Rural, small and medium towns will get more provincial help
Clark pledges grants for infrastructure, economic development
Premier Christy Clark sought to rebuild bridges with local governments Friday, unleashing a raft of small but strategically targeted grants to help rural, small and medium communities.
In a speech strikingly different from last year, when she criticized local governments for paying their senior staff too much, the premier told delegates at the Union of B.C. Municipalities convention that after years of belt-tightening it was time to loosen the purse strings. But just a bit.
Clark used her annual speech to the UBCM to promise more cost-shared infrastructure funding to medium and small communities, a new “rural dividend” fund to help the smallest communities retool their economies, and more money for wildfire prevention and improved access to high-speed Internet.
And in a nod to larger communities wrestling with gang violence, she added another $5 million for targeted crime-fighting.
Frequently dropping names of mayors and commenting on the efforts of their municipalities to cut costs, attract new businesses and expand their economies, the premier made it clear she was trying to set a tone different from last year, when relations soured over her government’s refusal to consider a UBCM proposal to share provincial revenues when annual provincial growth exceeds three per cent.
That proposal concluded the property tax system is failing to meet the needs of local government. The UBCM said the government still won’t discuss it and Clark told reporters Friday the proposal is “problematic for us to implement.”
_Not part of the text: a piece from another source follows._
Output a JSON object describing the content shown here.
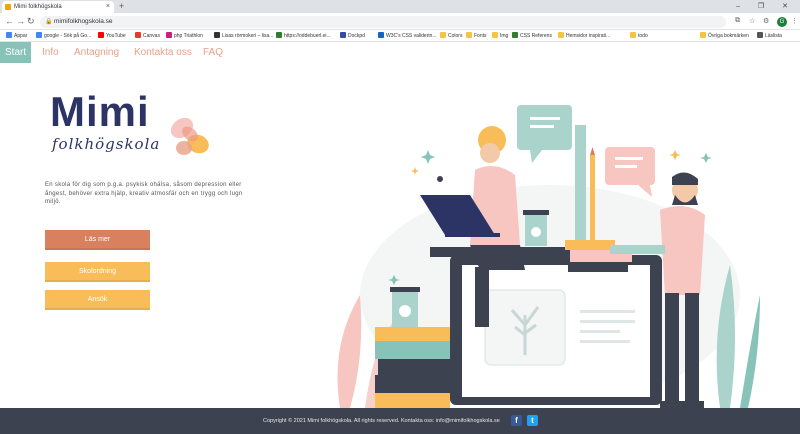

But elements of the proposal appear to be the basis for the province’s new $ 75- million, three-year “rural dividend” that will be paid to communities of 25,000 or less. Clark said the fund, designed to help small resource-based cities and towns diversify and survive, is a small bit of payback now that the province is on better financial footing and has brought in three successive balanced budgets.
“We have protected B. C.’ s economy by diversifying it over the years. We have incredibly diverse markets and we’ve all worked really hard to create that,” she said. “But we have to help rural communities continue to diversify and that is what this rural dividend is all about. It is about sharing the wealth.”
Her address to the 1,200 delegates at times appeared to be an advance speech for the 2017 provincial election. But she wasn’t above chiding naysayers and those who criticize the province.
“British Columbia is not built by people who complain, who prophesy doom and talk about how everything is going to be worse. This province gets better because we are all working together to make it better,” Clark told reporters after her speech.
The modest bag of goodies includes $45 million more for the Small Communities Fund, a part of the federal government’s New Building Canada Fund. Ottawa will also contribute $45 million. Last year B.C. and Ottawa each put $64 million into the program, approving projects in 55 communities. The money is available for communities of 100,000 population or less.
One project not on the premier’s list but desired by Metro Vancouver’s mayors is funding for the $750-million Lions Gate waste water treatment plant replacement. Metro has been lobbying both the federal and provincial governments for about $150 million each.
Metro Vancouver Chairman Greg Moore said the senior governments believe it should be funded through a private-public partnership, while Metro prefers going through the Building Canada fund.